An IOM report explores migration trends across the Americas in the first quarter of 2024.
🇨🇱 Chile
44,235 migrants entered Chile irregularly in 2023, a drop of 17.8% from 2022. (La Tercera)
Borders and Enforcement
🇩🇴 Dominican Republic
Multiple outlets highlighted the universal rejection of Haitian migration by Dominican presidential candidates and the calls to build a border wall and intensify deportations. The New York Times said that the current “immigration crackdown, along with an anticorruption drive and growth in tourism, has made Mr. Abinader, who is seeking a second term, the clear front-runner.” Abinader was ultimately re-elected last night. (see also El País, Acento, Axios)
But many have been concerned about the human rights impacts of the approach. “It is crucial that the next president establishes migration policies that guarantee respect for the dignity and human rights of all people and ensure that Haitians can access international protection. No Haitian national should be returned to Haiti in the face of the crisis that currently threatens their lives,” says Amnesty International.
On a similar note, Telesur notes an “increase in the number of Haitian children who were deported unaccompanied from the neighboring Dominican Republic” is cause for caused concern in the Caribbean nation.
The Caribbean Migrants Observatory (OBMICA) discussed with the BBC human rights concerns and the importance of Haitian migration for the country’s economy.

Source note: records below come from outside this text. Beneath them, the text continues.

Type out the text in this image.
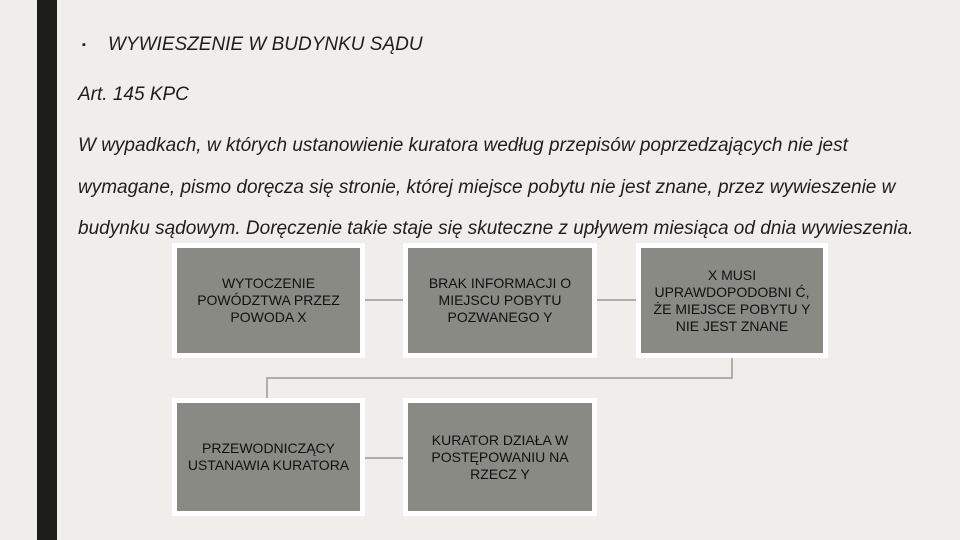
▪	WYWIESZENIE W BUDYNKU SĄDU
Art. 145 KPC
W wypadkach, w których ustanowienie kuratora według przepisów poprzedzających nie jest wymagane, pismo doręcza się stronie, której miejsce pobytu nie jest znane, przez wywieszenie w budynku sądowym. Doręczenie takie staje się skuteczne z upływem miesiąca od dnia wywieszenia.
WYTOCZENIE POWÓDZTWA PRZEZ POWODA X
BRAK INFORMACJI O MIEJSCU POBYTU POZWANEGO Y
X MUSI UPRAWDOPODOBNI Ć, ŻE MIEJSCE POBYTU Y NIE JEST ZNANE
PRZEWODNICZĄCY USTANAWIA KURATORA
KURATOR DZIAŁA W POSTĘPOWANIU NA RZECZ Y
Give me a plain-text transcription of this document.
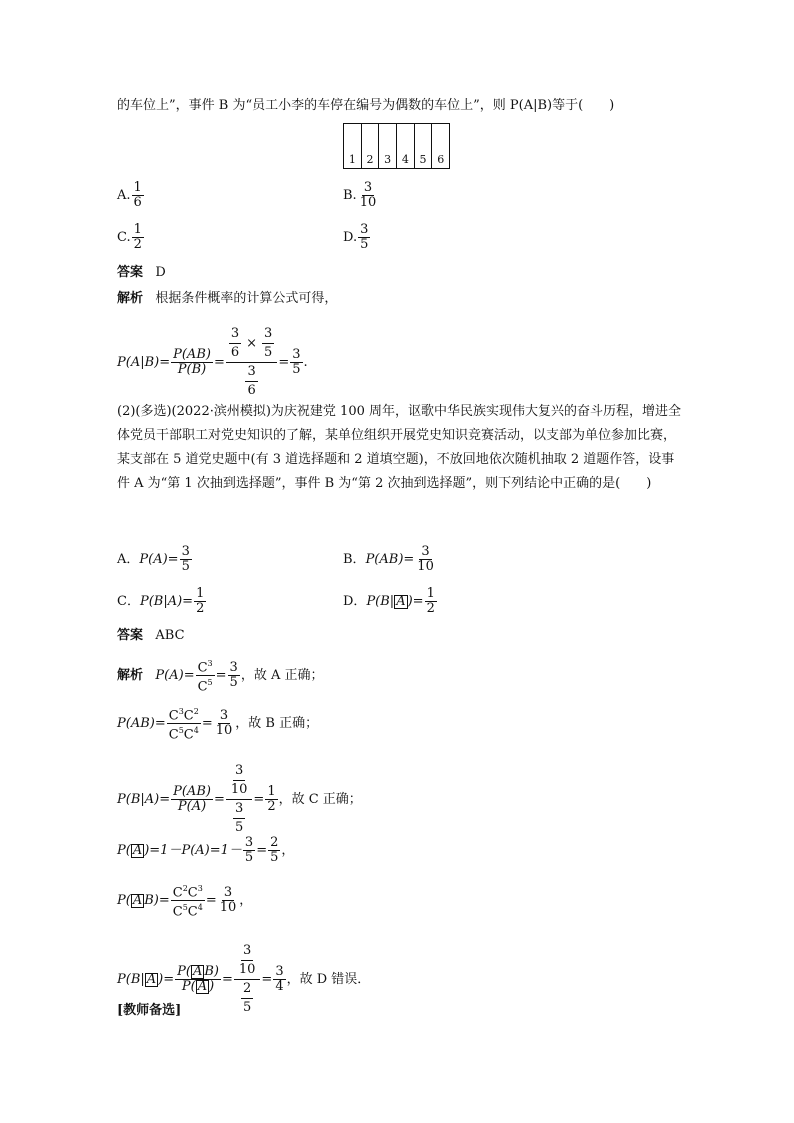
的车位上”，事件 B 为“员工小李的车停在编号为偶数的车位上”，则 P(A|B)等于(　　)
1 2 3 4 5 6
A. $\frac{1}{6}$	B. $\frac{3}{10}$
C. $\frac{1}{2}$	D. $\frac{3}{5}$
答案 D
解析 根据条件概率的计算公式可得，
$P(A|B)= \frac{P(AB)}{P(B)} = \frac{\frac{3}{6} \times \frac{3}{5}}{\frac{3}{6}} = \frac{3}{5}$ .
(2)(多选)(2022·滨州模拟)为庆祝建党 100 周年，讴歌中华民族实现伟大复兴的奋斗历程，增进全体党员干部职工对党史知识的了解，某单位组织开展党史知识竞赛活动，以支部为单位参加比赛，某支部在 5 道党史题中(有 3 道选择题和 2 道填空题)，不放回地依次随机抽取 2 道题作答，设事件 A 为“第 1 次抽到选择题”，事件 B 为“第 2 次抽到选择题”，则下列结论中正确的是(　　)
A．$P(A)= \frac{3}{5}$	B．$P(AB)= \frac{3}{10}$
C．$P(B|A)= \frac{1}{2}$	D．P(B| A )= $\frac{1}{2}$
答案 ABC
解析
$P(A)= \frac{C^3}{C^5} = \frac{3}{5}$ ，故 A 正确；
$P(AB)= \frac{C^3C^2}{C^5C^4} = \frac{3}{10}$ ，故 B 正确；
$P(B|A)= \frac{P(AB)}{P(A)} = \frac{\frac{3}{10}}{\frac{3}{5}} = \frac{1}{2}$ ，故 C 正确；
P( A )$=1-P(A)=1- \frac{3}{5} = \frac{2}{5}$ ，
P( A $B)= \frac{C^2C^3}{C^5C^4} = \frac{3}{10}$ ，
P(B| A )= $\frac{\text{P( A B)}}{P( A )} = \frac{\frac{3}{10}}{\frac{2}{5}} = \frac{3}{4}$ ，故 D 错误．
[教师备选]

“A campaign of mass deportations, broadly supported by Dominicans, has left Haitians vulnerable to robbery, extortion, and physical and sexual assault,” says Washington Post, highlighting immigration raids in the tourist hotspot of Punta Cana, where the local economy relies greatly on Haitian migrant labor.
🇨🇱 Chile
Some Chilean truckers have been blockading roads in the north of the country in protest of migration, calling for border closures. (Prensa Latina)
🇲🇽 Mexico
New York Times dives into Mexico’s quiet practice of busing migrants from the north to the south of the country.
🇺🇸 United States
“The Biden administration announced new sanctions and other restrictions on Nicaragua Wednesday, aiming to curb migration to the U.S. southern border and penalize the country for alleged human rights abuses and its close ties to Russia,” reports CBS.
“In 2023, the passage of migrants through Nicaragua generated US$53 million for the regime,” says La Prensa.
“Disrupting Irregular Migration: Best Practices in Response to Recent Developments in the Aviation Sector” (DHS)
“The Biden administration on Wednesday urged a U.S. appeals court to rule that Texas cannot keep a 1,000-foot-long floating barrier in the Rio Grande,” notes Reuters.
🇯🇲 Jamaica
A “National Visa Policy for immigration control and border security management” is currently tabled in the Jamaican Congress. (Radio Jamaica News)
More on Migration
🌎 Regional
Amid declining birth rates in Trinidad and Tobago, some are calling for a more open immigration policy. (Newsday)
La Tercera similarly highlights demographic challenges in Chile, where the country is on the verge of a shrinking population, both due to fertility rates and the departure of migrants in the country.
“Immigration is the demographic savior too many refuse to acknowledge,” particularly when it comes to programs like Social Security and Medicare in the US, according to The Hill.
A CEDA interview explores elder care challenges amid Cuba’s demographic shifts because of emigration and aging.
🇨🇺 Cuba
“Last Thursday, Western Union announced that it had resumed its remittance service from the U.S. to Cuba after a three-month disruption of services (Reuters),” explains CEDA’s US-Cuba News Brief.